Mais en 1987 la situation locale change : le Gouvernement Central décide de réduire les taxes et impôts du Territoire de Pondichéry pour attirer les industriels. La ferme se trouve alors entourée d’usines, souvent polluantes, construites sur des terrains que les paysans se sont empressés de vendre à bon prix. Aussi, le Volontariat décide de s’agrandir pour maintenir une activité agricole importante dans cette région et éviter une trop importante pollution des sols, de l’air et de l’eau. La surface cultivée aujourd’hui (20 ha environ) est irriguée à l’aide de 5 puits profonds, équipés de pompes submersibles.
Les bâtiments, appelés à l’origine, « Quarters » et rebaptisés depuis Utrumaï, sont faits de terre glaise, cuite comme chez le potier, et recouverts de briques (technique Mr Ray de Pondichéry). A l’origine, destinés au logement de familles d’ouvriers de la ferme, ils servent aujourd’hui aux enfants du programme Nila Illam.
Un élevage de poulets a été démarré en 1994 pour maîtriser la qualité de la viande donnée aux enfants. 3500 poulets sont élevés en permanence dans des poulaillers fermés et alimentent la cuisine centrale, le magasin Tripti, ainsi que de nombreux restaurants de la ville et des environs.

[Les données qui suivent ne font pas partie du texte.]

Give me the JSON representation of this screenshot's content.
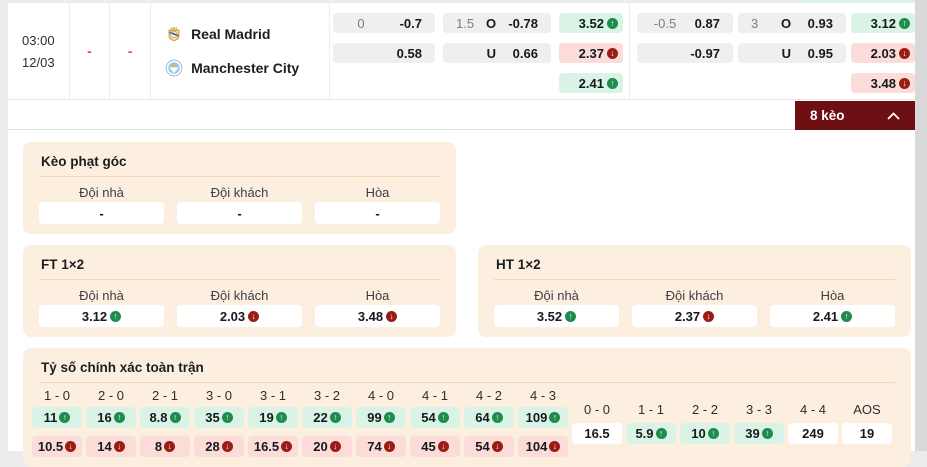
{
  "icons": {
    "trend_up": "↑",
    "trend_down": "↓",
    "collapse": "chevron-up"
  },
  "colors": {
    "accent": "#6e0f13",
    "panel_bg": "#fcefdf",
    "up_bg": "#d9f4e6",
    "down_bg": "#fbdcd9",
    "up_icon": "#1f8b4d",
    "down_icon": "#9b1b15"
  },
  "match": {
    "time": "03:00",
    "date": "12/03",
    "score_home": "-",
    "score_away": "-",
    "home_team": "Real Madrid",
    "away_team": "Manchester City",
    "groups": [
      {
        "hdp_line": "0",
        "hdp_home": "-0.7",
        "hdp_away": "0.58",
        "ou_line": "1.5",
        "over_label": "O",
        "over_odds": "-0.78",
        "under_label": "U",
        "under_odds": "0.66",
        "home_odds": "3.52",
        "home_trend": "up",
        "away_odds": "2.37",
        "away_trend": "down",
        "draw_odds": "2.41",
        "draw_trend": "up"
      },
      {
        "hdp_line": "-0.5",
        "hdp_home": "0.87",
        "hdp_away": "-0.97",
        "ou_line": "3",
        "over_label": "O",
        "over_odds": "0.93",
        "under_label": "U",
        "under_odds": "0.95",
        "home_odds": "3.12",
        "home_trend": "up",
        "away_odds": "2.03",
        "away_trend": "down",
        "draw_odds": "3.48",
        "draw_trend": "down"
      }
    ]
  },
  "toggle": {
    "label": "8 kèo"
  },
  "corners": {
    "title": "Kèo phạt góc",
    "headers": [
      "Đội nhà",
      "Đội khách",
      "Hòa"
    ],
    "values": [
      "-",
      "-",
      "-"
    ]
  },
  "ft": {
    "title": "FT 1×2",
    "headers": [
      "Đội nhà",
      "Đội khách",
      "Hòa"
    ],
    "cells": [
      {
        "value": "3.12",
        "trend": "up"
      },
      {
        "value": "2.03",
        "trend": "down"
      },
      {
        "value": "3.48",
        "trend": "down"
      }
    ]
  },
  "ht": {
    "title": "HT 1×2",
    "headers": [
      "Đội nhà",
      "Đội khách",
      "Hòa"
    ],
    "cells": [
      {
        "value": "3.52",
        "trend": "up"
      },
      {
        "value": "2.37",
        "trend": "down"
      },
      {
        "value": "2.41",
        "trend": "up"
      }
    ]
  },
  "correct_score": {
    "title": "Tỷ số chính xác toàn trận",
    "columns": [
      {
        "score": "1 - 0",
        "up": "11",
        "down": "10.5"
      },
      {
        "score": "2 - 0",
        "up": "16",
        "down": "14"
      },
      {
        "score": "2 - 1",
        "up": "8.8",
        "down": "8"
      },
      {
        "score": "3 - 0",
        "up": "35",
        "down": "28"
      },
      {
        "score": "3 - 1",
        "up": "19",
        "down": "16.5"
      },
      {
        "score": "3 - 2",
        "up": "22",
        "down": "20"
      },
      {
        "score": "4 - 0",
        "up": "99",
        "down": "74"
      },
      {
        "score": "4 - 1",
        "up": "54",
        "down": "45"
      },
      {
        "score": "4 - 2",
        "up": "64",
        "down": "54"
      },
      {
        "score": "4 - 3",
        "up": "109",
        "down": "104"
      }
    ],
    "single_columns": [
      {
        "score": "0 - 0",
        "value": "16.5",
        "trend": ""
      },
      {
        "score": "1 - 1",
        "value": "5.9",
        "trend": "up"
      },
      {
        "score": "2 - 2",
        "value": "10",
        "trend": "up"
      },
      {
        "score": "3 - 3",
        "value": "39",
        "trend": "up"
      },
      {
        "score": "4 - 4",
        "value": "249",
        "trend": ""
      },
      {
        "score": "AOS",
        "value": "19",
        "trend": ""
      }
    ]
  }
}
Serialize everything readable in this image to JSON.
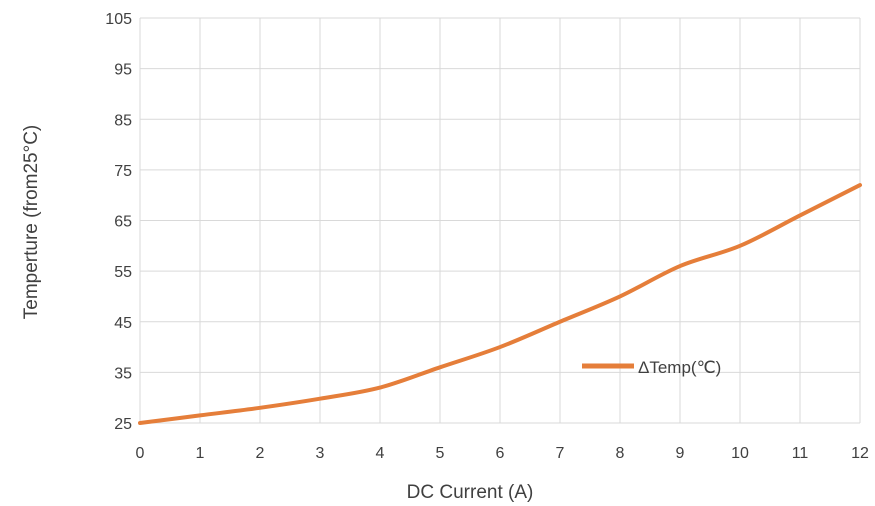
{
  "chart_data": {
    "type": "line",
    "xlabel": "DC  Current (A)",
    "ylabel": "Temperture (from25°C)",
    "xlim": [
      0,
      12
    ],
    "ylim": [
      25,
      105
    ],
    "x_ticks": [
      "0",
      "1",
      "2",
      "3",
      "4",
      "5",
      "6",
      "7",
      "8",
      "9",
      "10",
      "11",
      "12"
    ],
    "y_ticks": [
      "25",
      "35",
      "45",
      "55",
      "65",
      "75",
      "85",
      "95",
      "105"
    ],
    "grid": true,
    "legend_position": "center-right",
    "series": [
      {
        "name": "ΔTemp(℃)",
        "color": "#e57e3a",
        "x": [
          0,
          1,
          2,
          3,
          4,
          5,
          6,
          7,
          8,
          9,
          10,
          11,
          12
        ],
        "y": [
          25,
          26.5,
          28,
          29.8,
          32,
          36,
          40,
          45,
          50,
          56,
          60,
          66,
          72
        ]
      }
    ]
  }
}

Depuis 2003, la ferme abrite le programme Nila Illam pour lequel de petites maisons ont été construites, les deux dernières en 2004-5, grâce à une aide de la Fondation Air France. Les maisons en forme de ruches, « Vaanam » ont été réalisées en 2008-9 avec l’aide de La Voix de l’Enfant, pour accueillir les plus grands, en pension à l’extérieur, et qui reviennent à la ferme pour les vacances. Elles sont actuellement occupées par toutes les filles de Nila Illam.
En 2008 toujours, deux nouveaux programmes voient le jour :
une unité de production de spiruline, grâce à une collaboration financière avec une association liée à Gaz de France, pour subvenir aux besoins du Volontariat, le surplus devant être vendu à l’extérieur afin de pérenniser le programme.
une petite unité de teinture naturelle pour le compte de l’Atelier Shanti. Mais pour diverses raisons, dont la non reproductibilité des teintures, ce projet a dû être abandonné en 2010.
Une culture d’aloé vera se fait à plus grande échelle que précédemment avec l’espoir de commercialiser le jus de cette plante aux vertus médicinales reconnues.
Un groupe de femmes commence la production artisanale de savon.